Arseniy Yatsenyuk said at a government meeting that $2.6 billion in state support will be held back from rebel-held areas in the Donetsk and Luhansk regions.

Aging industrial operations in Ukraine's economically depressed but coal-rich east have for many years relied heavily on state subsidies.

Yatsenyuk said the payment of pensions and government benefits to residents in conflict-stricken parts of the east will resume after they have been surrendered by separatist forces. The government has not been paying pensions in those areas for several months, but has said back-payments will be paid to recipients when the rebels move out.

Ukraine's government has blamed Russia for fomenting the last six months of fighting between government forces and separatist fighters. Moscow denies that it supplies rebel fighters with either manpower or military equipment.

Yatsenyuk said suspending subsidies to the rebel-occupied areas would cut a vital source of funding for rebel forces.

"The money we pay into those territories today does not get to the people, but is stolen by Russian bandits, and this would be nothing but directly supporting Russian terrorism," he said.

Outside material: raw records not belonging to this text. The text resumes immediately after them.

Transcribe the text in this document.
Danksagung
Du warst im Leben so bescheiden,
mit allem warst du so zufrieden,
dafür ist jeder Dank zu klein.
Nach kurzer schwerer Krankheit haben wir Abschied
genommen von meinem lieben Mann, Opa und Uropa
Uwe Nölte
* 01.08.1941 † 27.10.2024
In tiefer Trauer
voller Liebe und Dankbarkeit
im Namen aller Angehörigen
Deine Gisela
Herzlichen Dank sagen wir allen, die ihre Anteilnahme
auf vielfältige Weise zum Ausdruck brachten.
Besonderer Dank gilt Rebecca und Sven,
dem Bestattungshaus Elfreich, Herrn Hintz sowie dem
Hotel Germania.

The regions are some of the most economically depressed in Ukraine, and living standards have slipped further since hostilities erupted.

Yatsenyuk said gas and electricity would continue to be supplied to rebel zones.

"Those are our citizens, and the government will not allow these people to freeze as this would lead to a humanitarian catastrophe," he said.

A cease-fire deal was agreed in early September by rebel leaders, and Ukrainian and Russian officials, but fighting has continued all the same. More than 4,000 people have been killed in the region since the conflict began, according to UN estimates.

Interfax-Ukraine news agency quoted deputy Defense Minister Petro Mekhed as saying Wednesday that military intelligence had noted a recent increase in the number of Russian troops in the Donetsk and Luhansk regions.

In apparent response to a feared imminent escalation in hostilities, Ukrainian President Petro Poroshenko said Tuesday that additional troops are being deployed to the east. Poroshenko said the units would defend cities still under government control against possible incursions.